They say you learn something new everyday and I’m willing to believe that, but when it comes to street style, it appears to be more appropriate to say that you learn something new every look.
This embryonic theory could have only been propelled by the photos that came out of the recent Couture Week in Paris, where the outfits were perhaps vaguely quieter than they are during the ready-to-wear weeks and the sun beams down on The Tuileries like the hand of God at a bar crawl. What?

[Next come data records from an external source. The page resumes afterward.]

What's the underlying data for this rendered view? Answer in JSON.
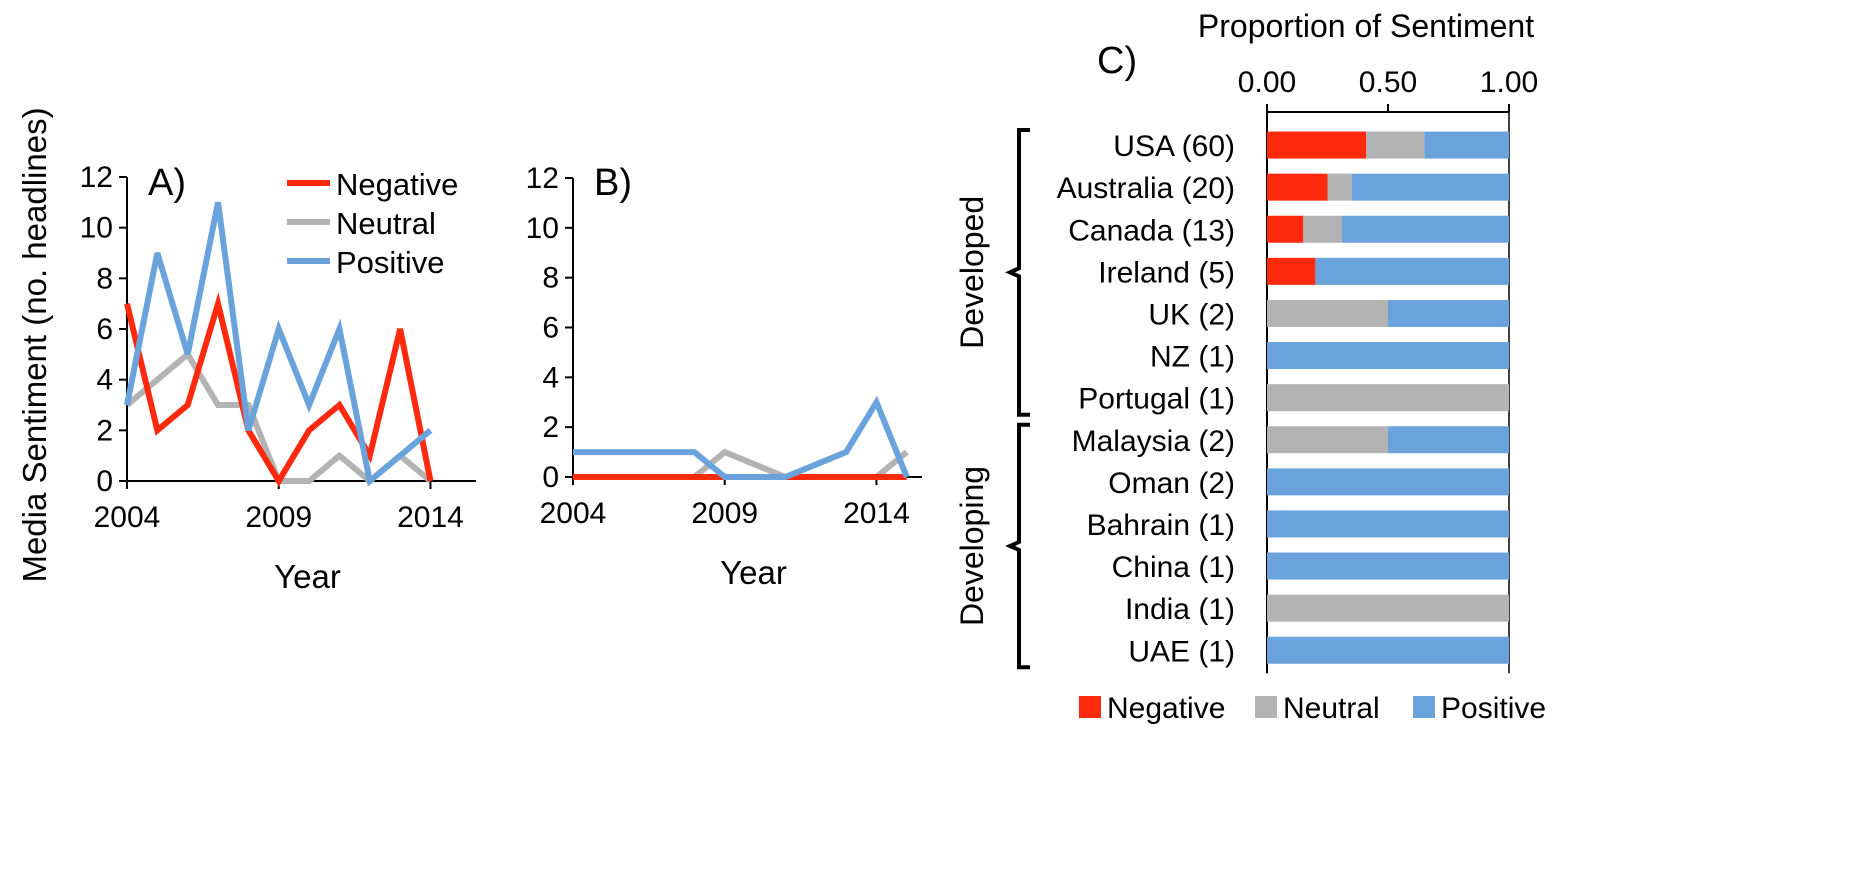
{
  "colors": {
    "Negative": "#ff2a0e",
    "Neutral": "#b3b3b3",
    "Positive": "#6aa3dc"
  },
  "chart_data": [
    {
      "type": "line",
      "panel_label": "A)",
      "ylabel": "Media Sentiment (no. headlines)",
      "xlabel": "Year",
      "ylim": [
        0,
        12
      ],
      "yticks": [
        "0",
        "2",
        "4",
        "6",
        "8",
        "10",
        "12"
      ],
      "xlim": [
        2004,
        2015.5
      ],
      "xticks": [
        "2004",
        "2009",
        "2014"
      ],
      "x": [
        2004,
        2005,
        2006,
        2007,
        2008,
        2009,
        2010,
        2011,
        2012,
        2013,
        2014
      ],
      "series": [
        {
          "name": "Negative",
          "values": [
            7,
            2,
            3,
            7,
            2,
            0,
            2,
            3,
            1,
            6,
            0
          ]
        },
        {
          "name": "Neutral",
          "values": [
            3,
            4,
            5,
            3,
            3,
            0,
            0,
            1,
            0,
            1,
            0
          ]
        },
        {
          "name": "Positive",
          "values": [
            3,
            9,
            5,
            11,
            2,
            6,
            3,
            6,
            0,
            1,
            2
          ]
        }
      ],
      "legend": [
        "Negative",
        "Neutral",
        "Positive"
      ]
    },
    {
      "type": "line",
      "panel_label": "B)",
      "xlabel": "Year",
      "ylim": [
        0,
        12
      ],
      "yticks": [
        "0",
        "2",
        "4",
        "6",
        "8",
        "10",
        "12"
      ],
      "xlim": [
        2004,
        2015.5
      ],
      "xticks": [
        "2004",
        "2009",
        "2014"
      ],
      "x": [
        2004,
        2005,
        2006,
        2007,
        2008,
        2009,
        2010,
        2011,
        2012,
        2013,
        2014,
        2015
      ],
      "series": [
        {
          "name": "Negative",
          "values": [
            0,
            0,
            0,
            0,
            0,
            0,
            0,
            0,
            0,
            0,
            0,
            0
          ]
        },
        {
          "name": "Neutral",
          "values": [
            0,
            0,
            0,
            0,
            0,
            1,
            0.5,
            0,
            0,
            0,
            0,
            1
          ]
        },
        {
          "name": "Positive",
          "values": [
            1,
            1,
            1,
            1,
            1,
            0,
            0,
            0,
            0.5,
            1,
            3,
            0
          ]
        }
      ]
    },
    {
      "type": "bar",
      "orientation": "horizontal",
      "stacked": true,
      "panel_label": "C)",
      "title": "Proportion of Sentiment",
      "xlim": [
        0,
        1
      ],
      "xticks": [
        "0.00",
        "0.50",
        "1.00"
      ],
      "groups": [
        {
          "label": "Developed",
          "categories": [
            "USA (60)",
            "Australia (20)",
            "Canada (13)",
            "Ireland (5)",
            "UK (2)",
            "NZ (1)",
            "Portugal (1)"
          ]
        },
        {
          "label": "Developing",
          "categories": [
            "Malaysia (2)",
            "Oman (2)",
            "Bahrain (1)",
            "China (1)",
            "India (1)",
            "UAE (1)"
          ]
        }
      ],
      "categories": [
        "USA (60)",
        "Australia (20)",
        "Canada (13)",
        "Ireland (5)",
        "UK (2)",
        "NZ (1)",
        "Portugal (1)",
        "Malaysia (2)",
        "Oman (2)",
        "Bahrain (1)",
        "China (1)",
        "India (1)",
        "UAE (1)"
      ],
      "series": [
        {
          "name": "Negative",
          "values": [
            0.41,
            0.25,
            0.15,
            0.2,
            0,
            0,
            0,
            0,
            0,
            0,
            0,
            0,
            0
          ]
        },
        {
          "name": "Neutral",
          "values": [
            0.24,
            0.1,
            0.16,
            0,
            0.5,
            0,
            1,
            0.5,
            0,
            0,
            0,
            1,
            0
          ]
        },
        {
          "name": "Positive",
          "values": [
            0.35,
            0.65,
            0.69,
            0.8,
            0.5,
            1,
            0,
            0.5,
            1,
            1,
            1,
            0,
            1
          ]
        }
      ],
      "legend": [
        "Negative",
        "Neutral",
        "Positive"
      ],
      "legend_position": "bottom"
    }
  ]
}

There was plenty of black, notably made interesting by either a series of cascading gold chains and charms complementing a plunging neckline on sun-kissed skin or a scant walk captured optimally through the lens of one Tommy Ton. There was lots of color, too. There were turtleneck sweater cape-vest things, which I think will give the side boob we’ve all come to know a run for its cupping, and a handful of handbags that looked more like inanimate objects than belonging-carriers. Karl Lagerfeld posed with the fur version of himself and Giambattista Valli’s off-duty models won the coolest hair trick award.
Friends giggled in trench coats and leather jackets alike — the latter begging the worth of garments less prosaic than they are. There were rubber earrings that looked like lips, hard shell, embellished clutches featuring human facial features, at least six nods to Philo’s Céline that never, ever get old, and lime green shin-length socks that drove this point home.
There was the now near-ubiquitous Chanel backpack and a variety of basket-bearing bikes. There were sneakers. And overalls. And ballet flats that made me think. A handbag that looked like a blue violet and sleeves so long yet strategically fallen, I wondered about the true value of an operating hand. There was fringe, sometimes squared, and this one pair of satin booties with three rows of pearls across the front and an embellished cap toe that made me question every personal belonging I have heretofore known.
There were kids.
There was Anna dello Russo in looks 1-50 and interestingly enough, there were far fewer exposed legs than I would have guesstimated to be in attendance.
Arguably most impressively, though, there was the kind of energy that rejuvenates — not depletes — an onlooker’s relationship with fashion. The kind of smiles that can’t be made up and this overarching sense that when all was said and done and these people were ready to pack up and go home, they kind of, sort of, maybe didn’t want to. It’s like I always say, you know, fashion doesn’t have to be serious to be really, really good.